Things did seem to be going well for the old college fraternity brothers who founded Bitpay, both of whom were in Tahoe. They had signed up lots of new online merchants who were happy to find a cheaper way to process online transactions—the 1 percent that Bitpay charged versus the 2 to 3 percent charged by credit cards—without worrying about chargebacks. But it was now becoming evident that consumers had much less of a reason than merchants to use Bitcoin for online purchases. Consumers, after all, never see the 2.5 percent processing fee that merchants pay, so products aren't cheaper when purchased with Bitcoin. And consumers generally like having the peace of mind offered by chargebacks. For the sake of Bitcoin as a whole, there were many who worried that the consumers who were buying things online through Bitpay were pushing the price of Bitcoin down; generally when online retailers accepted Bitcoins they immediately sold them off for dollars, creating a downward pressure on the overall price.
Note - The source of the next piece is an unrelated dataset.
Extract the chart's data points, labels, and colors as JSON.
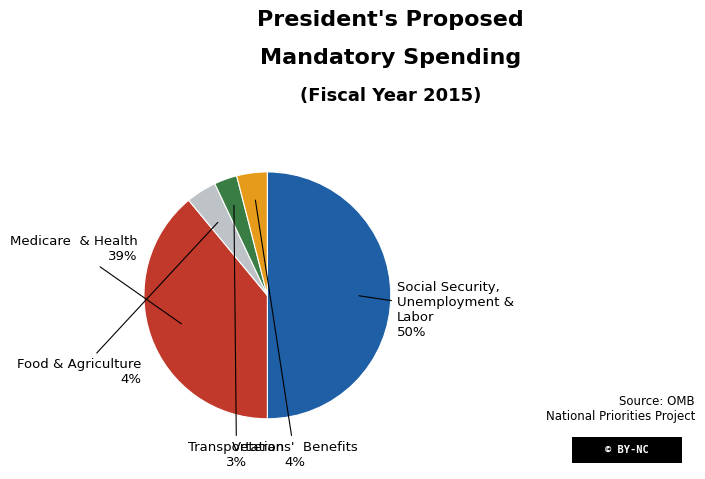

Bobby Lee talked at Tahoe about the many unusual stresses of running a virtual-currency startup in China. After the government had forced the payment processors to cut off Bitcoin exchanges back in December, Bobby's competitors had quickly opened bank accounts where customers could deposit funds. Bobby had chosen not to follow the same path—it seemed to violate the clear intent of the statement from the Chinese regulators in December. Bobby had grown up working for American companies, which generally tried to obey, or at least give the appearance of obeying, not just the letter but also the spirit of the rules. Bobby had internalized this cultural code. But as Bobby watched his business dwindle, and his competitors thrive, his Chinese
cofounders pushed him to understand that Chinese regulators weren't looking to enforce a strict reading of the law—they just didn't want to have anything shoved in their face.

“Turns out, in China, there's no ethics—there's no moral obligation,” Bobby would say of his discovery, with a hint of amusement and a dash of frustration. “Westerners see that as a bad thing. Chinese see that as, ‘We're being flexible.'”

With a sense that he was caught in a street fight and limiting himself to punching with boxing gloves, Bobby eventually bent to the Chinese way of doing business and opened up the company's bank accounts to customer deposits shortly before coming to Tahoe.

“If no one listens, and there is no penalty, our competitors do what's best for them and then we're left in the dust,” Bobby explained. “So instead we decided to embrace the local method.”

There were, though, limits to how far Bobby would go in his hunt for business. He was outspoken about his belief that his competitors were faking their volume numbers to make it look as though they were attracting more business. He also initially declined to follow the lead of one of his increasingly successful competitors, OKCoin, which had introduced what is known as margin trading. Customers of OKCoin could essentially borrow money to make bigger bets on Bitcoin. If the price went up, customers could pay back the borrowed money, but if it went down the customers quickly lost their original money—the normal outcome in margin trading. This didn't seem to Bobby like a good formula for a long-term business, though he was coming to reconsider all of his Western judgments.